April 26, 2024

Abnormalities found in dietary supplements

Hard to swallow 

The controls of the Directorate General for Competition, Consumer Affairs and Fraud Control (DGCCRF) hurt. After the call to order concerning the UV tanning booths, it is the manufacturers of food supplements who are going up the straps.

According to the magazine Competition and consumption published Wednesday, April 15, 220 different abnormalities were found on 1,760 food supplements controlled. These anomalies mainly concern misleading commercial statements to the consumer or labeling anomalies.
 
Nearly 500 food supplement companies saw the DGCCRF pass in 2008, and 35% of them bit their fingers because they were in violation. In most cases, the controls concerned the labeling of the packages and the composition of the capsules.

Difficult to digest when you know how much these little pills thinness, vitaminized, draining, relaxing etc. have been in fashion for some years, to the point of becoming a new form of nutrition.
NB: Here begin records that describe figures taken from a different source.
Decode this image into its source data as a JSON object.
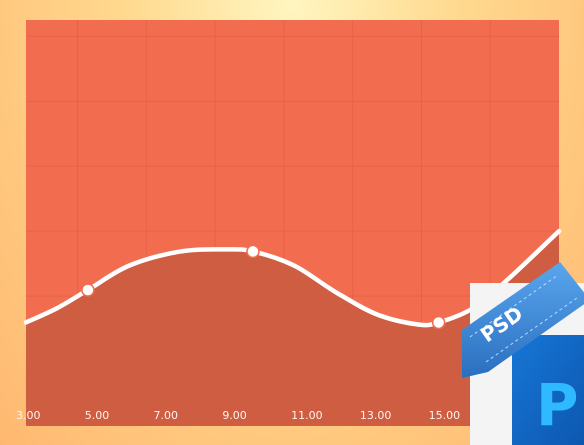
{
  "chart_data": {
    "type": "area",
    "x_ticks": [
      "3.00",
      "5.00",
      "7.00",
      "9.00",
      "11.00",
      "13.00",
      "15.00"
    ],
    "xlim": [
      3,
      18.5
    ],
    "ylim": [
      0,
      10
    ],
    "grid": true,
    "x": [
      3.0,
      3.9,
      4.8,
      6.0,
      7.5,
      8.8,
      9.6,
      10.8,
      12.0,
      13.2,
      14.4,
      15.0,
      16.0,
      17.0,
      18.5
    ],
    "values": [
      2.55,
      2.9,
      3.35,
      3.95,
      4.3,
      4.35,
      4.3,
      3.95,
      3.3,
      2.75,
      2.5,
      2.55,
      2.9,
      3.6,
      4.8
    ],
    "markers": [
      {
        "x": 4.8,
        "y": 3.35
      },
      {
        "x": 9.6,
        "y": 4.3
      },
      {
        "x": 15.0,
        "y": 2.55
      }
    ],
    "colors": {
      "plot_bg": "#f26d4f",
      "area_fill": "#cf5d42",
      "grid": "#e6624a",
      "line": "#ffffff"
    }
  },
  "badge": {
    "ribbon_label": "PSD",
    "app_letter": "P",
    "app_icon": "photoshop-icon",
    "colors": {
      "ribbon": "#3b8ad6",
      "tile": "#0f63c4",
      "letter": "#2fb9ff"
    }
  }
}
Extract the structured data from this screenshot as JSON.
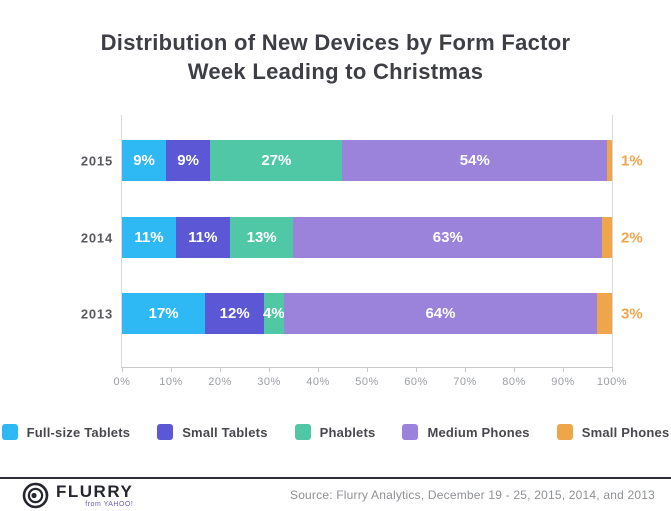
{
  "title": {
    "line1": "Distribution of New Devices by Form Factor",
    "line2": "Week Leading to Christmas"
  },
  "chart_data": {
    "type": "bar",
    "orientation": "horizontal-stacked",
    "categories": [
      "2015",
      "2014",
      "2013"
    ],
    "series": [
      {
        "name": "Full-size Tablets",
        "color": "#2eb9f4",
        "values": [
          9,
          11,
          17
        ]
      },
      {
        "name": "Small Tablets",
        "color": "#5c57d5",
        "values": [
          9,
          11,
          12
        ]
      },
      {
        "name": "Phablets",
        "color": "#50c8a5",
        "values": [
          27,
          13,
          4
        ]
      },
      {
        "name": "Medium Phones",
        "color": "#9b83dc",
        "values": [
          54,
          63,
          64
        ]
      },
      {
        "name": "Small Phones",
        "color": "#efa64b",
        "values": [
          1,
          2,
          3
        ]
      }
    ],
    "x_ticks": [
      "0%",
      "10%",
      "20%",
      "30%",
      "40%",
      "50%",
      "60%",
      "70%",
      "80%",
      "90%",
      "100%"
    ],
    "xlim": [
      0,
      100
    ],
    "xlabel": "",
    "ylabel": "",
    "grid": "edge-lines-only",
    "legend_position": "bottom-center",
    "bar_label_color": "#ffffff",
    "outside_label_color": "#efa64b"
  },
  "footer": {
    "brand_name": "FLURRY",
    "brand_sub": "from YAHOO!",
    "source": "Source: Flurry Analytics, December 19 - 25, 2015, 2014, and 2013"
  }
}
Of the 220 anomalies observed, 7% come from defects in self-monitoring or traceability. The two criteria for marketing food supplements are very strict: the assets used must be healthy and their virtues vaunted on the packaging must be truthful.

Prevention

The DGCCRF prefers to prevent aficionados of these pills. To avoid overconsumption that can be harmful for the body, it recommends the consumer not to associate products touting the same properties. For example, combine two dietary supplements thinness is not recommended.

The DGCCRF also recommends avoiding buying supplements on websites hosted outside the European Union: these foreign sites may be misleading, selling products whose origin of the ingredients is not known.

In total, more than 28,000 food supplements of all types were checked and registered in the DGCCRF database, and more than 3,000 of them were banned from sale. The reasons vary: presence of a prohibited ingredient, non-compliance with the definition of the food product, etc.

Last October, the consumer advocacy association UFC-Que Choisir also pointed to certain food supplements, saying they were "sometimes dangerous", after testing on 33 of the top-selling products. The targeted products belonged to three different food supplement families, and contained vitamin C, omega 3 and "line and thinness".